Bug 1215460

Summary: rxvt-unicode (urxvt) does not display unicode correctly (on recent Tumbleweed)
Product: [openSUSE] openSUSE Tumbleweed Reporter: Martin Jambor <mjambor>
Component: OtherAssignee: Marcus Rückert <mrueckert>
Status: RESOLVED FIXED QA Contact: E-mail List <qa-bugs>
Severity: Major    
Priority: P5 - None CC: mjambor, pujos.michael
Version: Current   
Target Milestone: ---   
Hardware: Other   
OS: Other   
Whiteboard:
Found By: --- Services Priority:
Business Priority: Blocker: ---
Marketing QA Status: --- IT Deployment: ---
Attachments: Screen shot of yast in screen in urxvt

Description Martin Jambor 2023-09-18 20:05:18 UTC
Created attachment 869579 [details]
Screen shot of yast in screen in urxvt

After upgrading TW to version 20230828 (from some July version), urxvt  (from rxvt-unicode) does not display things correctly in GNU screen.

To reproduce:

1. open urxvt terminal and in it...
2. run screen and in it...
3. run /for example /sbin/yast

the result is garbled display (see attachments).

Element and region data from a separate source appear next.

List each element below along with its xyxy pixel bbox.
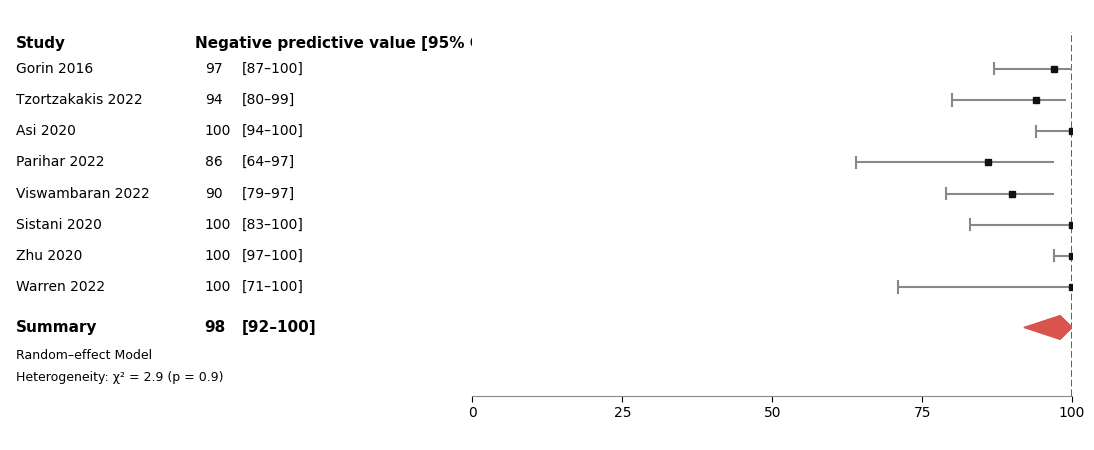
Text: Summary: Summary	[15, 320, 97, 335]
Text: 98: 98	[205, 320, 226, 335]
Text: Viswambaran 2022: Viswambaran 2022	[15, 186, 149, 201]
Text: Gorin 2016: Gorin 2016	[15, 62, 93, 76]
Text: Study: Study	[15, 36, 66, 51]
Text: 100: 100	[205, 249, 231, 263]
Text: [83–100]: [83–100]	[242, 218, 303, 232]
Text: 97: 97	[205, 62, 222, 76]
Text: [97–100]: [97–100]	[242, 249, 303, 263]
Text: [80–99]: [80–99]	[242, 93, 295, 107]
Text: 100: 100	[205, 280, 231, 294]
Text: [87–100]: [87–100]	[242, 62, 303, 76]
Text: [64–97]: [64–97]	[242, 155, 294, 169]
Text: Sistani 2020: Sistani 2020	[15, 218, 102, 232]
Text: 90: 90	[205, 186, 222, 201]
Text: Warren 2022: Warren 2022	[15, 280, 105, 294]
Text: Heterogeneity: χ² = 2.9 (p = 0.9): Heterogeneity: χ² = 2.9 (p = 0.9)	[15, 371, 223, 384]
Text: [79–97]: [79–97]	[242, 186, 294, 201]
Text: [92–100]: [92–100]	[242, 320, 316, 335]
Text: Tzortzakakis 2022: Tzortzakakis 2022	[15, 93, 142, 107]
Text: 94: 94	[205, 93, 222, 107]
Text: Parihar 2022: Parihar 2022	[15, 155, 104, 169]
Text: 100: 100	[205, 124, 231, 138]
Text: Negative predictive value [95% CI]: Negative predictive value [95% CI]	[196, 36, 493, 51]
Text: [94–100]: [94–100]	[242, 124, 303, 138]
Text: 86: 86	[205, 155, 222, 169]
Text: Random–effect Model: Random–effect Model	[15, 349, 152, 362]
Text: Zhu 2020: Zhu 2020	[15, 249, 82, 263]
Text: 100: 100	[205, 218, 231, 232]
Text: Asi 2020: Asi 2020	[15, 124, 75, 138]
Text: [71–100]: [71–100]	[242, 280, 303, 294]
Polygon shape	[1024, 315, 1072, 339]
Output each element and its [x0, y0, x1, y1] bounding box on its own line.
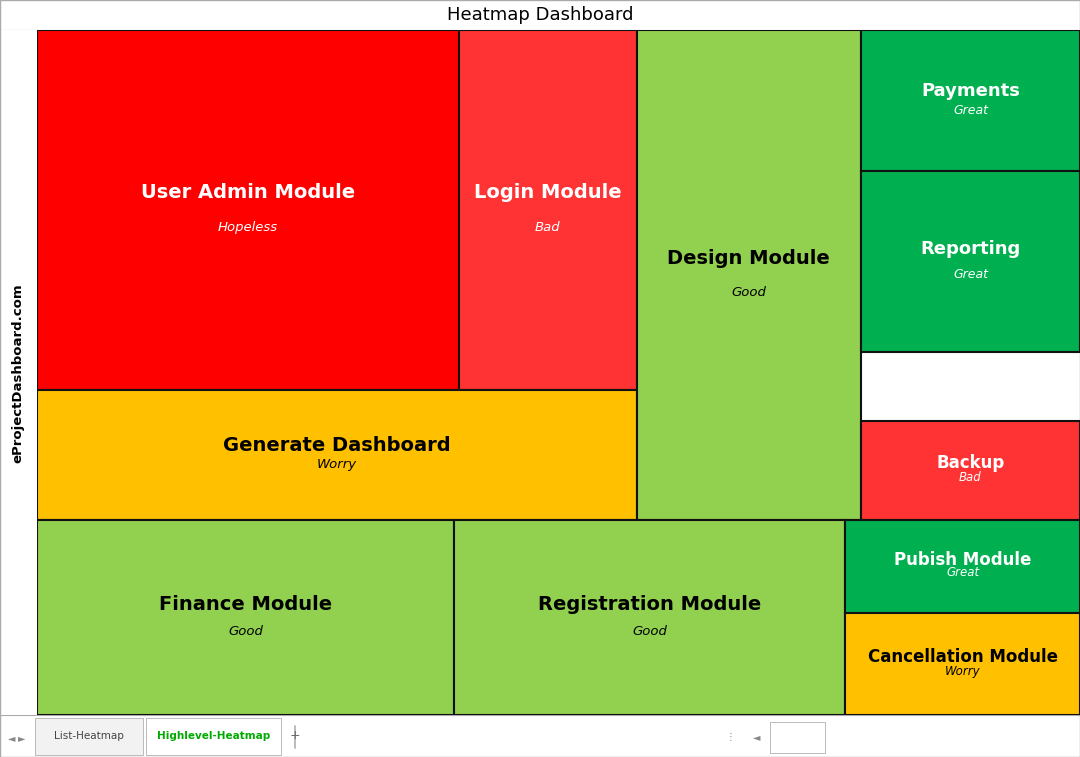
Text: ►: ► — [18, 734, 26, 743]
Text: ◄: ◄ — [9, 734, 16, 743]
Text: Payments: Payments — [921, 82, 1020, 100]
Text: Cancellation Module: Cancellation Module — [867, 648, 1057, 666]
Text: Hopeless: Hopeless — [218, 221, 278, 234]
Bar — [861, 171, 1080, 352]
Text: ◄: ◄ — [753, 732, 760, 742]
Text: Bad: Bad — [535, 221, 561, 234]
Text: Great: Great — [946, 566, 980, 579]
Text: eProjectDashboard.com: eProjectDashboard.com — [12, 283, 25, 463]
Bar — [861, 421, 1080, 520]
Text: Great: Great — [953, 104, 988, 117]
Text: Good: Good — [731, 286, 766, 299]
Text: List-Heatmap: List-Heatmap — [54, 731, 124, 741]
Text: Great: Great — [953, 268, 988, 281]
Bar — [636, 30, 861, 520]
Text: Bad: Bad — [959, 471, 982, 484]
Bar — [846, 612, 1080, 715]
Bar — [146, 718, 281, 755]
Text: ⋮: ⋮ — [725, 732, 734, 742]
Text: Login Module: Login Module — [474, 183, 622, 202]
Bar — [770, 721, 825, 752]
Text: Worry: Worry — [945, 665, 981, 678]
Bar — [459, 30, 636, 390]
Text: Generate Dashboard: Generate Dashboard — [222, 437, 450, 456]
Text: Reporting: Reporting — [920, 240, 1021, 258]
Text: Pubish Module: Pubish Module — [894, 551, 1031, 569]
Bar — [861, 30, 1080, 171]
Bar — [454, 520, 846, 715]
Text: +: + — [289, 729, 300, 742]
Bar — [37, 30, 459, 390]
Text: Good: Good — [632, 625, 667, 638]
Text: Worry: Worry — [316, 458, 356, 471]
Text: Registration Module: Registration Module — [538, 594, 761, 614]
Text: Heatmap Dashboard: Heatmap Dashboard — [447, 6, 633, 24]
Text: User Admin Module: User Admin Module — [140, 183, 355, 202]
Text: Finance Module: Finance Module — [159, 594, 332, 614]
Bar — [846, 520, 1080, 612]
Bar — [37, 520, 454, 715]
Bar — [37, 390, 636, 520]
Bar — [35, 718, 143, 755]
Text: Design Module: Design Module — [667, 248, 831, 267]
Text: Backup: Backup — [936, 454, 1004, 472]
Text: Highlevel-Heatmap: Highlevel-Heatmap — [157, 731, 270, 741]
Text: Good: Good — [228, 625, 262, 638]
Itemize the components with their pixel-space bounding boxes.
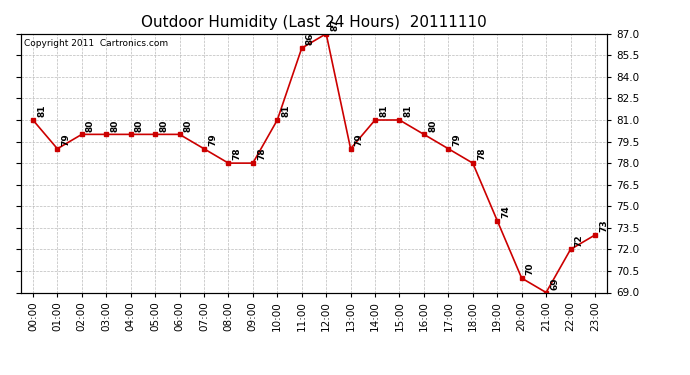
Text: 72: 72 [575, 234, 584, 247]
Text: 81: 81 [282, 105, 290, 117]
Text: 70: 70 [526, 263, 535, 275]
Text: 79: 79 [61, 133, 70, 146]
Text: 79: 79 [355, 133, 364, 146]
Text: 81: 81 [380, 105, 388, 117]
Text: 78: 78 [257, 148, 266, 160]
Text: 78: 78 [233, 148, 241, 160]
Text: 86: 86 [306, 33, 315, 45]
Text: 79: 79 [453, 133, 462, 146]
Text: 78: 78 [477, 148, 486, 160]
Text: Copyright 2011  Cartronics.com: Copyright 2011 Cartronics.com [23, 39, 168, 48]
Title: Outdoor Humidity (Last 24 Hours)  20111110: Outdoor Humidity (Last 24 Hours) 2011111… [141, 15, 487, 30]
Text: 74: 74 [502, 205, 511, 218]
Text: 80: 80 [184, 119, 193, 132]
Text: 80: 80 [86, 119, 95, 132]
Text: 80: 80 [110, 119, 119, 132]
Text: 80: 80 [135, 119, 144, 132]
Text: 69: 69 [550, 277, 560, 290]
Text: 81: 81 [404, 105, 413, 117]
Text: 80: 80 [428, 119, 437, 132]
Text: 73: 73 [599, 220, 608, 232]
Text: 80: 80 [159, 119, 168, 132]
Text: 87: 87 [331, 18, 339, 31]
Text: 79: 79 [208, 133, 217, 146]
Text: 81: 81 [37, 105, 46, 117]
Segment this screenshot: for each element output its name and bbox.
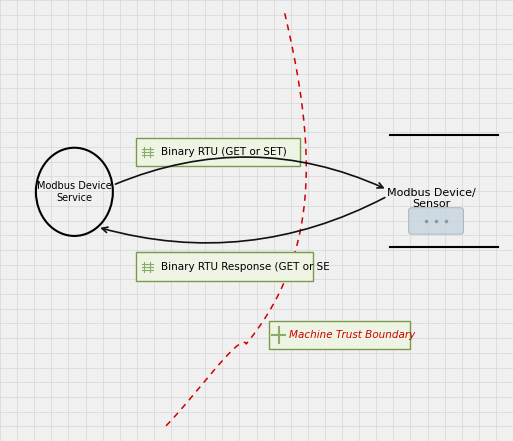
Text: Modbus Device
Service: Modbus Device Service bbox=[37, 181, 112, 202]
Text: Modbus Device/
Sensor: Modbus Device/ Sensor bbox=[386, 188, 476, 209]
FancyBboxPatch shape bbox=[408, 208, 464, 234]
FancyBboxPatch shape bbox=[269, 321, 410, 349]
Text: Binary RTU (GET or SET): Binary RTU (GET or SET) bbox=[161, 147, 286, 157]
FancyBboxPatch shape bbox=[136, 138, 300, 166]
Text: Binary RTU Response (GET or SE: Binary RTU Response (GET or SE bbox=[161, 262, 329, 272]
FancyBboxPatch shape bbox=[136, 252, 313, 281]
Text: Machine Trust Boundary: Machine Trust Boundary bbox=[289, 330, 415, 340]
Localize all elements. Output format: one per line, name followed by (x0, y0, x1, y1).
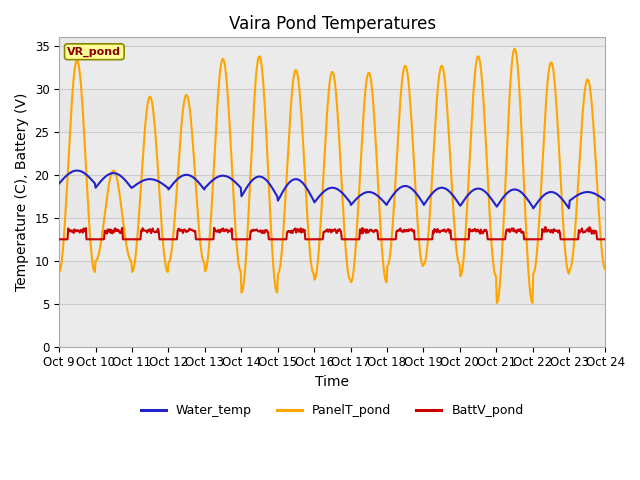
Text: VR_pond: VR_pond (67, 47, 122, 57)
Bar (59, 46, 605, 89)
Bar (59, 304, 605, 347)
Bar (59, 132, 605, 175)
Bar (59, 218, 605, 261)
Title: Vaira Pond Temperatures: Vaira Pond Temperatures (228, 15, 436, 33)
Y-axis label: Temperature (C), Battery (V): Temperature (C), Battery (V) (15, 93, 29, 291)
Legend: Water_temp, PanelT_pond, BattV_pond: Water_temp, PanelT_pond, BattV_pond (136, 399, 529, 422)
X-axis label: Time: Time (316, 375, 349, 389)
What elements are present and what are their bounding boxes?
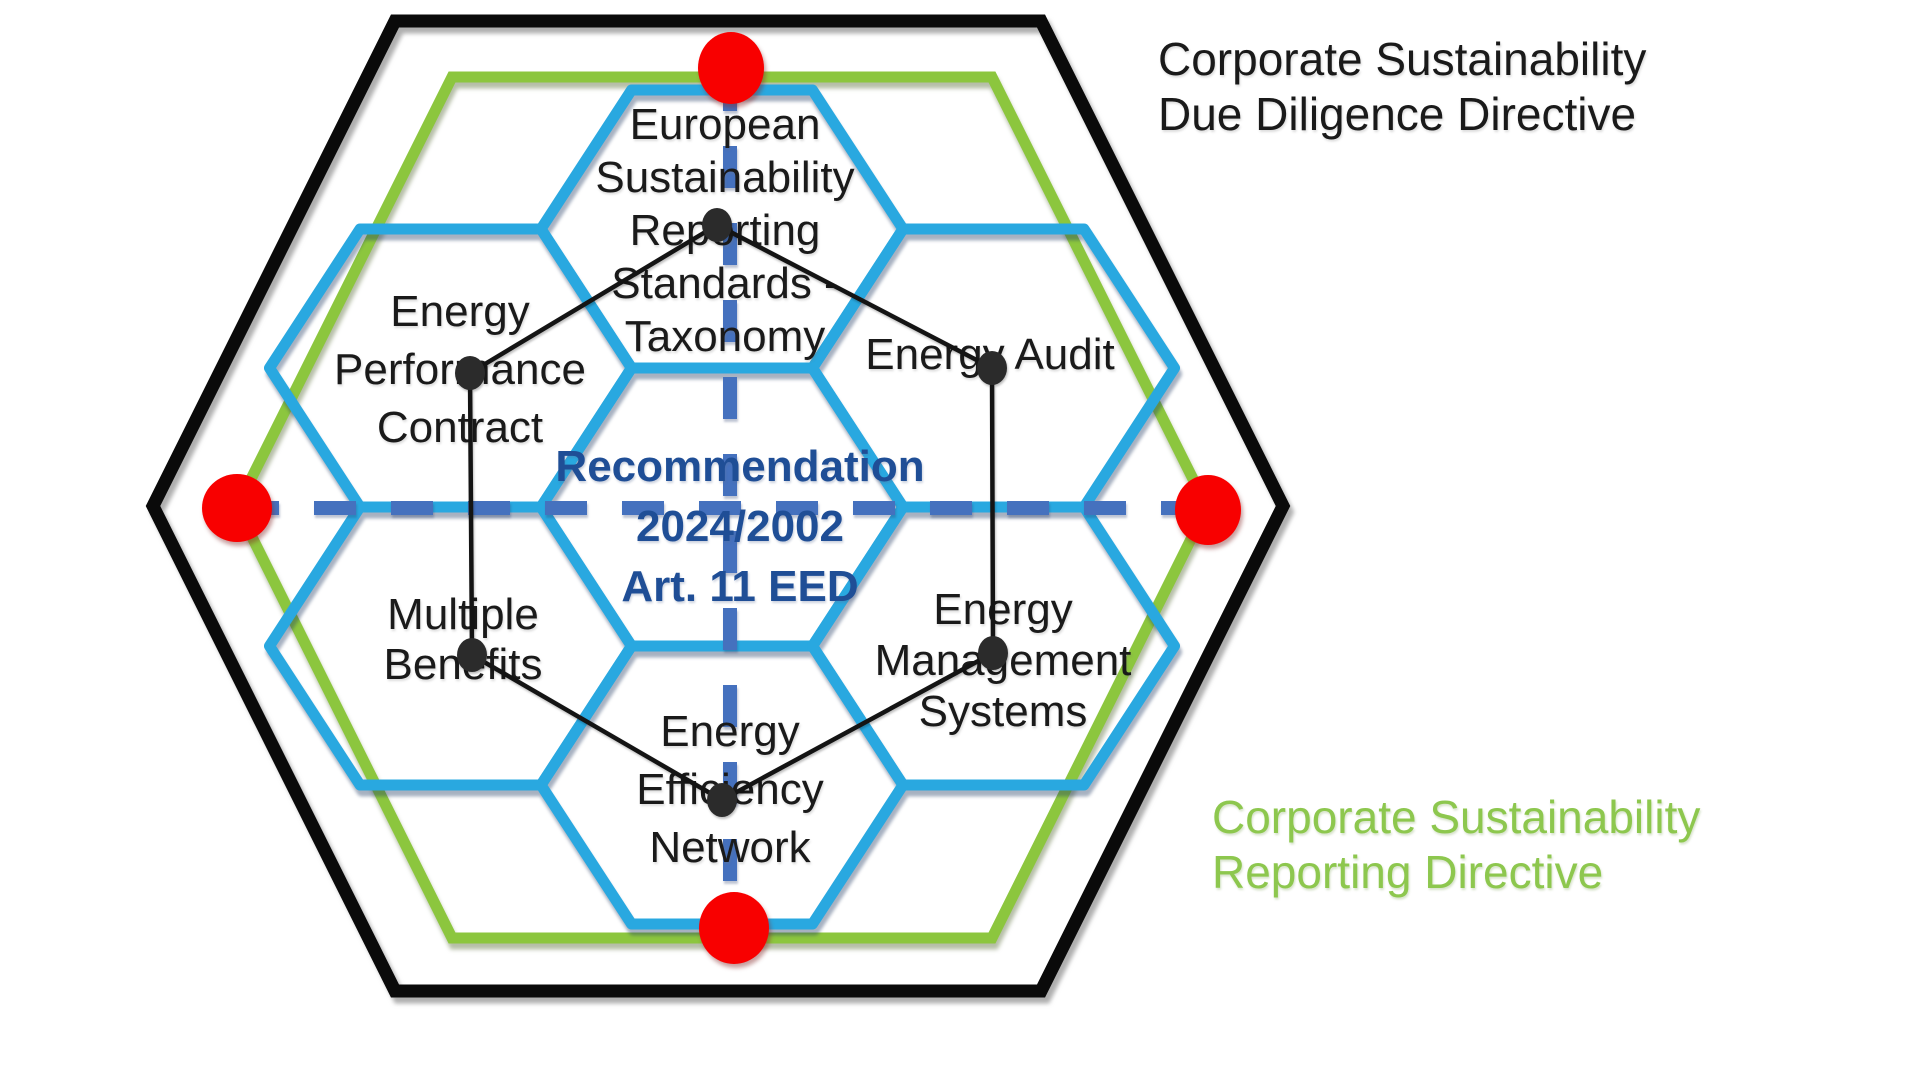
label-energy-efficiency-network: Energy Efficiency Network bbox=[636, 707, 824, 872]
label-european-sustainability-reporting-standards-taxonomy: European Sustainability Reporting Standa… bbox=[595, 100, 855, 361]
red-node-left bbox=[202, 474, 272, 542]
red-node-bottom bbox=[699, 892, 769, 964]
red-node-top bbox=[698, 32, 764, 104]
label-recommendation-2024-2002-art-11-eed: Recommendation 2024/2002 Art. 11 EED bbox=[555, 442, 925, 611]
label-multiple-benefits: Multiple Benefits bbox=[383, 590, 543, 689]
label-energy-management-systems: Energy Management Systems bbox=[874, 585, 1132, 736]
red-node-right bbox=[1175, 475, 1241, 545]
title-corporate-sustainability-reporting-directive: Corporate Sustainability Reporting Direc… bbox=[1212, 791, 1701, 898]
label-energy-audit: Energy Audit bbox=[865, 330, 1115, 379]
title-corporate-sustainability-due-diligence-directive: Corporate Sustainability Due Diligence D… bbox=[1158, 33, 1647, 140]
label-energy-performance-contract: Energy Performance Contract bbox=[334, 287, 586, 452]
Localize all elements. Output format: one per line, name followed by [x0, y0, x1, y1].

But that is not the only case, even GCC error and warning messages are messed up and sprinkled with "â" characters all over the place.

My locale is:
LANG=C
LC_CTYPE=en_US.UTF-8
LC_NUMERIC="C"
LC_TIME="C"
LC_COLLATE="C"
LC_MONETARY="C"
LC_MESSAGES="C"
LC_PAPER="C"
LC_NAME="C"
LC_ADDRESS="C"
LC_TELEPHONE="C"
LC_MEASUREMENT="C"
LC_IDENTIFICATION="C"
LC_ALL=


screen sets TERM to "screen-256color"
urxvt itself sets TERM to rxvt-unicode

xterm seems to work OK (with the limited capabilities it has).
Comment 1 Martin Jambor 2023-09-20 12:55:34 UTC
OK, even outside screen, rxvt-unicode cannot display non-ASCII unicode correctly, listings of files by ls containing Czech characters is incorrect (and breaks readline) too.
Comment 2 Martin Jambor 2023-09-26 15:56:11 UTC
The problem persists even after upgrading to Tumbleweed 20230922.
Comment 3 Marcus Rückert 2023-10-11 11:11:29 UTC
in https://download.opensuse.org/history/ you can find older packages. can you check if it works with the ncurses packages you had before the upgrade?
Comment 4 Marcus Rückert 2023-10-11 11:11:40 UTC
including terminfo packages.
Comment 5 Marcus Rückert 2023-10-11 11:18:12 UTC
i just noticed it isnt long enough back so you would need to osc build an older version.
Comment 6 Dr. Werner Fink 2023-10-11 12:19:52 UTC
Try this

  LANG=de_DE.UTF-8 urxvt

does Umlaute work (not the difference between UTF-8 and utf8) ... here it does and without screen also YaST does
Comment 7 Martin Jambor 2023-10-11 13:36:48 UTC
(In reply to Dr. Werner Fink from comment #6)
> Try this
> 
>   LANG=de_DE.UTF-8 urxvt
> 
> does Umlaute work (not the difference between UTF-8 and utf8) ... here it
> does and without screen also YaST does

This works!  Interestingly, using LANG=en_US.UTF-8 does not.  But LANG=C.UTF-8 also works, which might be all I need.
Comment 8 Michael Pujos 2023-10-11 18:13:32 UTC
Related:

https://bugzilla.opensuse.org/show_bug.cgi?id=1214136


Someone please patch the rxvt package with the one-liner that fixes this issue, so we do not have to wait forever for a new upstream rxvt version...
Comment 9 Martin Jambor 2023-10-13 16:10:25 UTC
After switching to LANG=C.UTF-8 everywhere all of my issues with urxvt went away, so I'm setting this to RESOLVED WORKAROUND  ...well, we don't have that state, so let's consider it FIXED (on my end) then.  Thanks!
Comment 10 Marcus Rückert 2023-10-13 18:45:02 UTC
could you check with the package in the devel project if the issue has improved with your old settings?

in general I would always suggest to use the UTF-8 versions of the locales.
Comment 11 Dr. Werner Fink 2023-10-19 12:02:55 UTC
(In reply to Martin Jambor from comment #9)
> After switching to LANG=C.UTF-8 everywhere all of my issues with urxvt went
> away, so I'm setting this to RESOLVED WORKAROUND  ...well, we don't have
> that state, so let's consider it FIXED (on my end) then.  Thanks!

Run

 info libc 'Locale Names'

to see that this is not a workaround but the real solution that is do not mix
the basename self-named directories below /usr/lib/locale/ and the name of the locale them selfs.